Thomas, Administrator v. Hawpe

62 S.W. 785 | Tex. App. | 1901

At the May term, 1866, of the County Court of Dallas County, W.H. Thomas was appointed administrator de bonis non of the estate of T.C. Hawpe, deceased, and qualified as such. On September 6, 1877, said admistrator filed an account, styled his final account, showing the condition of said estate, and that there was remaining in his hands $295.15. On October 20, 1877, after notice of the filing of said account had been given, the same was approved by the court and duly recorded, but no discharge was asked or granted.

On November 1, 1899, said administrator filed an account, styled his final account and application for discharge, in which he showed that he paid out on established claims the sum of $177.75 since the approval of the last account, and that there is still remaining in his hands the sum of $126.76.

John R. Hawpe and others, claiming to be heirs at law of said decedent, T.C. Hawpe, contest the approval of said account, and resist the discharge of said administrator, setting out 63 specifications of exception thereto.

On May 18, 1900, said administrator filed demurrers to the specifications, because it appears from said specifications and the exhibits thereto attached that the matters and things therein charged have, each and all of them, been disposed of by a final order of the court made and entered at a former term thereof, from which said final order no appeal was taken, and that now said court has no jurisdiction of the subject matter of this controversy so far as the same has been considered and acted upon in said order.

On June 28, 1900, both of said demurrers were overruled by the court, to which ruling the administrator in open court excepted, and perfected his appeal by giving bond to the District Court, where, on October 16, 1900, the demurrers were presented to that court and resulted in an order overruling both of said demurrers, from which order said administrator has prosecuted an appeal to this court.

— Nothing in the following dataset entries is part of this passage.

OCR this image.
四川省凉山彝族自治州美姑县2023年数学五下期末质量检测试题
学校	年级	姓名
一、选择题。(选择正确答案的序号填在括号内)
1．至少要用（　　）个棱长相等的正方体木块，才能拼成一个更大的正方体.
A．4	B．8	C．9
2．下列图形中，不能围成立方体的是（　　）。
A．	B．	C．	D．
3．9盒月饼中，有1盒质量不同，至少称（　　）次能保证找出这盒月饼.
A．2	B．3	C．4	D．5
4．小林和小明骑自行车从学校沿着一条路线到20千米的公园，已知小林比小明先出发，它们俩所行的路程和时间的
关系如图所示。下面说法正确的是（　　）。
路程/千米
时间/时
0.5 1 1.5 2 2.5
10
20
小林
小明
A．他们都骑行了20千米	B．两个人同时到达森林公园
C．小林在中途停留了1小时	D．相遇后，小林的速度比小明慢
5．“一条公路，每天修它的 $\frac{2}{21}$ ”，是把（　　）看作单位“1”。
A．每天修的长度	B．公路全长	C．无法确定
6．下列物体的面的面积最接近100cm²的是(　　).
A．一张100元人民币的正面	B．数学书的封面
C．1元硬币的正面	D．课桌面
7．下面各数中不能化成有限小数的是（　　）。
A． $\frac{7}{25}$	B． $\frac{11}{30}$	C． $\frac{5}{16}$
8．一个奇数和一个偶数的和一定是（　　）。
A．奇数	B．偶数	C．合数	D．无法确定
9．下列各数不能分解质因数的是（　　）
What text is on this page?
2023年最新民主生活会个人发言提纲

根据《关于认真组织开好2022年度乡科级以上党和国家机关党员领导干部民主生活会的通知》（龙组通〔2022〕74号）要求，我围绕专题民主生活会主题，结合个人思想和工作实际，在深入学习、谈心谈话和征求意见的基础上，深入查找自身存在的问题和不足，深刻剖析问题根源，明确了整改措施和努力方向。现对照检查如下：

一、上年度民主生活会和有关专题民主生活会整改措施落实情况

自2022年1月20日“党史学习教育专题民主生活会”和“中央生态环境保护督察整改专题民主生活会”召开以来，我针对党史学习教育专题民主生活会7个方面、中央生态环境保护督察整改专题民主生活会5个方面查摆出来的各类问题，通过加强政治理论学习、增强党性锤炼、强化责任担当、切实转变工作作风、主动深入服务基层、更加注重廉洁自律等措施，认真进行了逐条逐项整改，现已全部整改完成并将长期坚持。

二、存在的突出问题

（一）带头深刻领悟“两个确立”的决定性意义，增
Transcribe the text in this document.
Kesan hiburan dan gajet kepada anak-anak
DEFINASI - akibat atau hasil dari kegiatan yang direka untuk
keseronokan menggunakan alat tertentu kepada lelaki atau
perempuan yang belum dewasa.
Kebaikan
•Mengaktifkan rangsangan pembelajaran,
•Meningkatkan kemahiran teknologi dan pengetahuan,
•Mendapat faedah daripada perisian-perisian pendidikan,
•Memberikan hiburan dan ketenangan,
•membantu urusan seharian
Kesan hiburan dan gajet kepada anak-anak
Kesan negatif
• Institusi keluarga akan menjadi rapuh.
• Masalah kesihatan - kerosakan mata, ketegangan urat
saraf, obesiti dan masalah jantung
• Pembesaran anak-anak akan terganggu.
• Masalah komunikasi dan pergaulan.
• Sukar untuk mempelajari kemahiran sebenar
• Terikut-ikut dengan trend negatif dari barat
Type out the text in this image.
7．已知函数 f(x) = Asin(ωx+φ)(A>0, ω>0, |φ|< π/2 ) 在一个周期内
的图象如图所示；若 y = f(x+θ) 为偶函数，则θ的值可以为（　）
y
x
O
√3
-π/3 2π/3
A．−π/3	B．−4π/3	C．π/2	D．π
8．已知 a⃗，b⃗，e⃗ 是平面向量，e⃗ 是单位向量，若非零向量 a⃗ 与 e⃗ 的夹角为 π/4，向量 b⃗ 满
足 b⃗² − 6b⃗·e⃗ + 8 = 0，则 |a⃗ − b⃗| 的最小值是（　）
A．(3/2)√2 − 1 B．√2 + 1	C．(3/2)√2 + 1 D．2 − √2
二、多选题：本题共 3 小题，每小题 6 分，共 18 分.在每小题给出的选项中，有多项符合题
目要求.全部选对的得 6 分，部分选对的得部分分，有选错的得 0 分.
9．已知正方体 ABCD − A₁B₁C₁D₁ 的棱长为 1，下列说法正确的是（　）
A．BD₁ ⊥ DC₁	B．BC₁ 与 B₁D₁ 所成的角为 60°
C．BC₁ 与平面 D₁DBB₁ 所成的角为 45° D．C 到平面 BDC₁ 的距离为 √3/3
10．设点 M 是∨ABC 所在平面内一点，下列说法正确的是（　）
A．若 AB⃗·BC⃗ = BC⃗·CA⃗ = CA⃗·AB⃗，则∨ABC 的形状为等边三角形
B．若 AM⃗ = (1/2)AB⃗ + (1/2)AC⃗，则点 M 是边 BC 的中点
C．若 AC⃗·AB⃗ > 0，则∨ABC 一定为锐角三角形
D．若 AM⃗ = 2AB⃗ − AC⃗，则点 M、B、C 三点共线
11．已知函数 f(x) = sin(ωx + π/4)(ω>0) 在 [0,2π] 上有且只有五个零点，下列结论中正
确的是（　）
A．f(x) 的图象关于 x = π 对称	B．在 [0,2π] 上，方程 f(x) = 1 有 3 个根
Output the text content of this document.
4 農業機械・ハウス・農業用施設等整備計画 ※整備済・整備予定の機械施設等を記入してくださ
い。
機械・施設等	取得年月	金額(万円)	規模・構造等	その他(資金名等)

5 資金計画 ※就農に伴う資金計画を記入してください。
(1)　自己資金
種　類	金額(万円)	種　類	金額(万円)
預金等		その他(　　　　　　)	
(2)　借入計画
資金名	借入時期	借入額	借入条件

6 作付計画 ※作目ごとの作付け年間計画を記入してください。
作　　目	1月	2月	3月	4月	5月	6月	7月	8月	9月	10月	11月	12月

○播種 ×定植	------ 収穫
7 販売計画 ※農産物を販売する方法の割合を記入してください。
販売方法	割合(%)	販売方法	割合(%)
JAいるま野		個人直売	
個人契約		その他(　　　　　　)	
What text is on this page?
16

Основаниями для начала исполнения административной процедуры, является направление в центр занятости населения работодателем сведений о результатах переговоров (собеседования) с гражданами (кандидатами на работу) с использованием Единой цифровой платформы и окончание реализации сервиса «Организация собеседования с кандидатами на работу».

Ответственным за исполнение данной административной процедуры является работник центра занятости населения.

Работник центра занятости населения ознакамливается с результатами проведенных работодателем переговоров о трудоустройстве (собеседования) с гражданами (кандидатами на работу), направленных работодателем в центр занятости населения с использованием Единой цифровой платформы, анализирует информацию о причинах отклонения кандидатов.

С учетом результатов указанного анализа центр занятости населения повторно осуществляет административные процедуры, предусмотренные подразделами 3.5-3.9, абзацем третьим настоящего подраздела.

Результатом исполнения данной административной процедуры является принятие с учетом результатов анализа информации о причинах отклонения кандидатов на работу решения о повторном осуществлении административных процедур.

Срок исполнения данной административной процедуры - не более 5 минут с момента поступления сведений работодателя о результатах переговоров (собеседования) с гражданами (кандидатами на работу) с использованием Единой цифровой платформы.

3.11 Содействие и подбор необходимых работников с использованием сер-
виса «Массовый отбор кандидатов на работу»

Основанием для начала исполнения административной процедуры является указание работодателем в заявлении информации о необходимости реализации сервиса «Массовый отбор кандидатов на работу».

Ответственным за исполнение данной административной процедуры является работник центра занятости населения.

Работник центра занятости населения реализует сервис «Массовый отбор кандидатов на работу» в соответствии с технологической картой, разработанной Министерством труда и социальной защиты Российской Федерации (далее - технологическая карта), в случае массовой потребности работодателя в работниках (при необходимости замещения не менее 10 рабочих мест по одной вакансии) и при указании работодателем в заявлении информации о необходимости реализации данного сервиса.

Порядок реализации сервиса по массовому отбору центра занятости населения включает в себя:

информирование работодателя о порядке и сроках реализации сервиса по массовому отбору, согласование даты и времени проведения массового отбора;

A preliminary question which suggests itself to this court in this case is, will an appeal lie from the order complained of?

The statute provides that "any person who may consider himself aggrieved by any decision, order, decree, or judgment of the court, or by any order of the judge thereof, may appeal to the district court as a matter *536 of right, without bond." Sayles' Civ. Stats. (1897), art. 2255. This statute has been construed as having application only to such decisions, orders, or judgments as at the end of the term would be held conclusive as adjudicative of some controverted question or right, unless set aside by some proceeding appellate or revisory in its nature. Lehman v. Gajusky, 75 Tex. 566 [75 Tex. 566]. This construction was approved in the later case of Halbert v. Alford, 82 Tex. 297.

The order appealed from in this case is not such an order as at the end of the term, if not set aside or appealed from, would be adjudicative of a controverted issue between the parties. The contestants seek to have certain of the items with which the administrator credited himself disallowed, and to have him charged with property for which it is alleged he has failed to account, and that he be required to restate his account. The contestants challenge items embraced in the account filed and approved in 1877 and certain of the items in the account filed in 1899.

The ground of the demurrer is, that the order made in 1877 approving the account then filed is a final order, and the court has no jurisdiction over the subject matter in so far as the same was considered and acted upon in that order. The county court had jurisdiction of this estate. The order overruling the demurrer did not adjudicate any issue between the parties.

If we were to hold that we had jurisdiction, and that the demurrer was properly overruled, then we see no reason why appellant could not present a special demurrer, and, if the same were overruled by the trial court, appeal from that order.

We conclude that the order complained of is interlocutory in its nature, and not such an order, judgment, or decree as may be appealed from. Scott v. Burton, 6 Tex. 323; Linn v. Arambould,55 Tex. 611; Railway v. Smith, 58 Tex. 76 [58 Tex. 76]. The appeal will be dismissed.

Appeal dismissed.

Application for writ of error dismissed by Supreme Court for want of jurisdiction.